Machine Learning Competitions                  November'16 - Present

I started my machine learning journey at this time by participating in Kaggle competitions and Analytics Vidhya. My entire december was spent working on interesting datasets, interacting with other data scientists on the discussion forums and reading about state-of-the-art techniques of Kaggle grandmasters

Google Code-In                                               November'16 - January'17

Served as a mentor for 30 pre-university students and guided them in tasks involving bug fixing, utility feature incorporation and test case enumeration. The tasks involved helping students write code in CSS, HTML, NodeJS, python's web framework Flask, dealing with Docker images and REST APIs.

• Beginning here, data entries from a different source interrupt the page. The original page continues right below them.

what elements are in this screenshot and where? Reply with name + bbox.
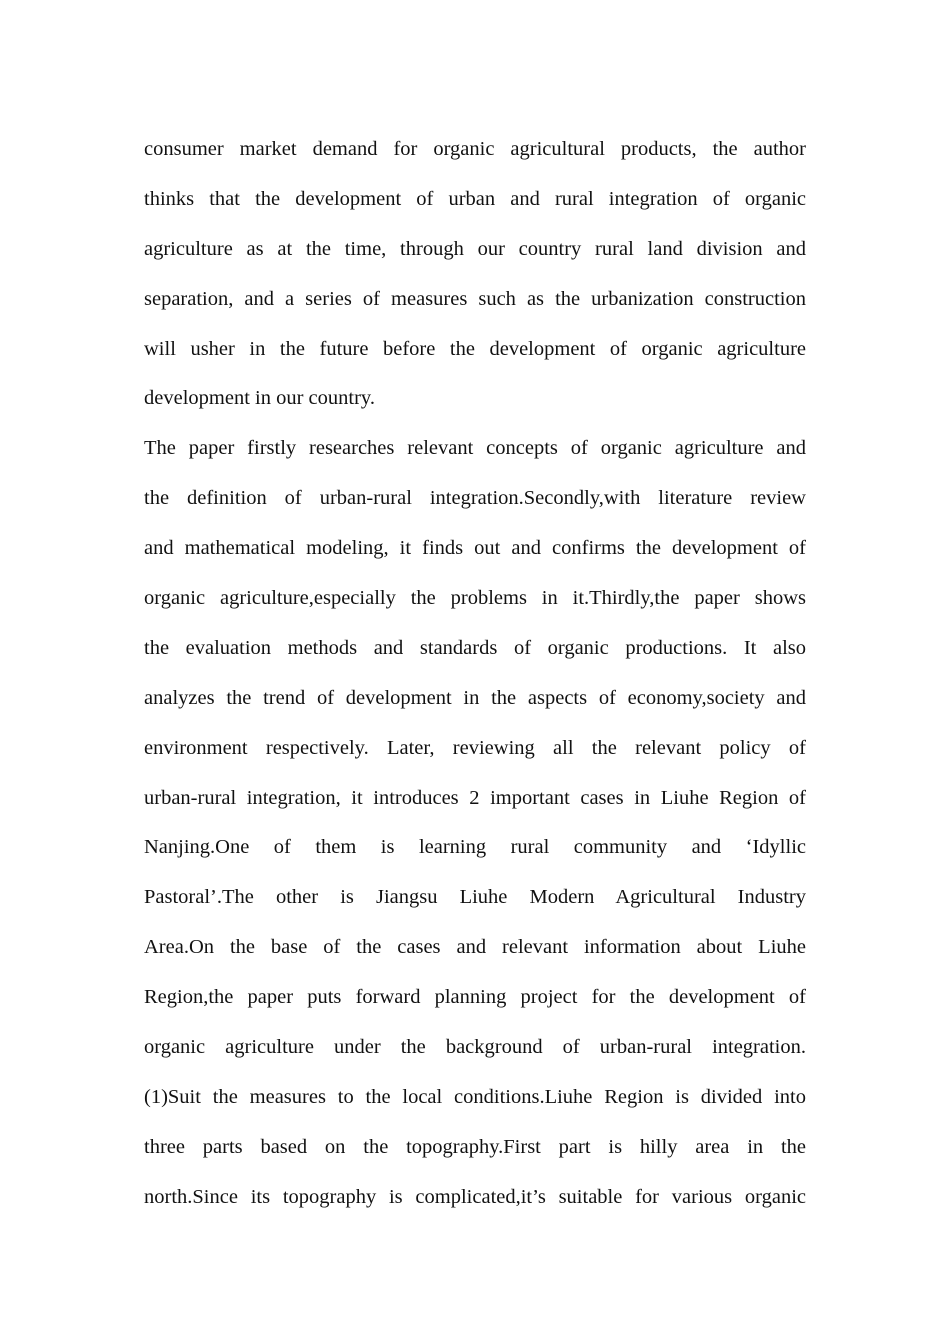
text-line: thinks that the development of urban and rural integration of organic xyxy=(144,187,806,210)
document-page xyxy=(144,132,806,1230)
text-line: agriculture as at the time, through our country rural land division and xyxy=(144,237,806,260)
paragraph-paper-summary xyxy=(144,431,806,1229)
text-line: separation, and a series of measures such as the urbanization construction xyxy=(144,287,806,310)
text-line: Pastoral’.The other is Jiangsu Liuhe Modern Agricultural Industry xyxy=(144,886,806,909)
text-line: organic agriculture,especially the problems in it.Thirdly,the paper shows xyxy=(144,587,806,610)
text-line: development in our country. xyxy=(144,387,375,410)
text-line: three parts based on the topography.First part is hilly area in the xyxy=(144,1135,806,1158)
text-line: Nanjing.One of them is learning rural community and ‘Idyllic xyxy=(144,836,806,859)
text-line: north.Since its topography is complicated,it’s suitable for various organic xyxy=(144,1185,806,1208)
paragraph-conclusion-intro xyxy=(144,132,806,431)
text-line: and mathematical modeling, it finds out and confirms the development of xyxy=(144,537,806,560)
text-line: consumer market demand for organic agricultural products, the author xyxy=(144,138,806,160)
text-line: the evaluation methods and standards of organic productions. It also xyxy=(144,636,806,659)
text-line: urban-rural integration, it introduces 2 important cases in Liuhe Region of xyxy=(144,786,806,809)
text-line: Region,the paper puts forward planning project for the development of xyxy=(144,986,806,1009)
text-line: the definition of urban-rural integration.Secondly,with literature review xyxy=(144,487,806,510)
text-line: The paper firstly researches relevant concepts of organic agriculture and xyxy=(144,437,806,460)
text-line: will usher in the future before the development of organic agriculture xyxy=(144,337,806,360)
text-line: organic agriculture under the background of urban-rural integration. xyxy=(144,1036,806,1059)
text-line: (1)Suit the measures to the local conditions.Liuhe Region is divided into xyxy=(144,1085,806,1108)
text-line: Area.On the base of the cases and relevant information about Liuhe xyxy=(144,936,806,959)
text-line: analyzes the trend of development in the aspects of economy,society and xyxy=(144,686,806,709)
text-line: environment respectively. Later, reviewing all the relevant policy of xyxy=(144,736,806,759)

Google Summer of Code (GSoC)                   April'16 - August'16

I was selected in Google Summer of Code to work with FOSSASIA as a python web developer to rebuild it's server project open-event-orga-server from scratch. The project was built using python's web framework Flask and this was my first real development experience.

FOASSASIA                                                       November'15 - April'16

Started open-source contributions in FOSSASIA's open-event-orga-server: an event management application for managing events in real time. Solved bugs, raised issues and improved documentation.